Le président de l’institution nationale indépendante des droits de l’homme (INIDH) a, dans un entretien accordé à nos confrères de la radio City fm, dénoncé l’enlisement de la situation concernant la grève du SLECG. Le Dr Mamady Kaba a ensuite mis en garde le gouvernement sur une éventuelle année blanche. Il a aussi parlé de la crise post-électorale et de l’ambiguïté du nouveau code électoral.
De l’opiniâtreté du slecg
Quand le SLECG a donné sa confiance à une nouvelle équipe, c’était un désaveu de l’ancienne équipe. C’est à dire les méthodes de l’ancienne équipe venaient d’être rejetées par la base. Et M. Soumah et son équipe qui venaient de bénéficier de la nouvelle confiance de la base devaient travailler totalement de manière différente, pour mériter la confiance qui est placée en eux.

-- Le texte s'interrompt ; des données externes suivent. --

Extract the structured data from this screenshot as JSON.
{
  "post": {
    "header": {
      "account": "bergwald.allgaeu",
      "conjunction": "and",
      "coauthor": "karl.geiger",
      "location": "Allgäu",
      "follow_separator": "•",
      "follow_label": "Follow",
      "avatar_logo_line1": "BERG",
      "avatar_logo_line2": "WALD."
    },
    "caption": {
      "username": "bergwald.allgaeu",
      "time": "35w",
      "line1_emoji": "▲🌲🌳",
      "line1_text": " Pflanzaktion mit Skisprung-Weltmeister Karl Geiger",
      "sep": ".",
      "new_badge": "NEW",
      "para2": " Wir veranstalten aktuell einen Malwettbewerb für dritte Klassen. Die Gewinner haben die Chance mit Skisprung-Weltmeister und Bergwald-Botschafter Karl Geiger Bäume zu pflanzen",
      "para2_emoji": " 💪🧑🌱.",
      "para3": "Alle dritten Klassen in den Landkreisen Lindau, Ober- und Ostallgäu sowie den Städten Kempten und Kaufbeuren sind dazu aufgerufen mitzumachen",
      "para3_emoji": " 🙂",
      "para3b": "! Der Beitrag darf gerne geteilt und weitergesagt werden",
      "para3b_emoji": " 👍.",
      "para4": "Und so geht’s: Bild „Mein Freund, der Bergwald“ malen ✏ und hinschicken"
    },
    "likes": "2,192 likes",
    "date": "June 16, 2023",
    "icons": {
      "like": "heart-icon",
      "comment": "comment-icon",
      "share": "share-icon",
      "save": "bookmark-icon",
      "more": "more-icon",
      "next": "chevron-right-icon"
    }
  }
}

À partir de ce moment-là, nous avons appelé le président de la République à négocier avec cette équipe avant qu’il ne soit trop tard. Parce qu’il était évident à cette époque, M. Soumah n’avait pas une idée très claire de sa propre popularité. Donc en ce moment-là, c’était plus facile pour lui de faire des concessions sur certains points. Il pouvait faire des concessions sur certains points et la négociation serait plus aisée avec le gouvernement en ce moment-là. Le gouvernement devait s’en apercevoir. Mais le président est resté accroché aux dires des stratèges qui, en réalité, utilisent le pouvoir pour leurs propres intérêts en substituant leurs intérêts à ceux du peuple. Et donc la négociation n’a pas eu lieu. On a commencé à diaboliser l’équipe de M. Soumah, la traitant de tous les mots. Maintenant notre inquiétude, c’était que notre président soit obligé de négocier avec lui pendant qu’il est un peu tard. Il est pratiquement impossible pour M. Soumah et son équipe d’accepter que la grève soit levée sans obtenir gain de cause.
Il est important que le gouvernement comprenne que c’est à lui de faire d’abord un pas très important pouvant conforter l’équipe dans sa légitimité. Et ensuite, seulement après avoir obtenu quelque chose à présenter aux enseignants, ils pourraient éventuellement faire des concessions pour permettre que les bouts soient joints. Mais il est impossible que le secrétaire général, M. Soumah et son équipe puissent faire les concessions qu’attendent les négociateurs du gouvernement. Et il y a autre chose qu’il faut ajouter, c’est aussi la confiance que cette équipe doit mériter.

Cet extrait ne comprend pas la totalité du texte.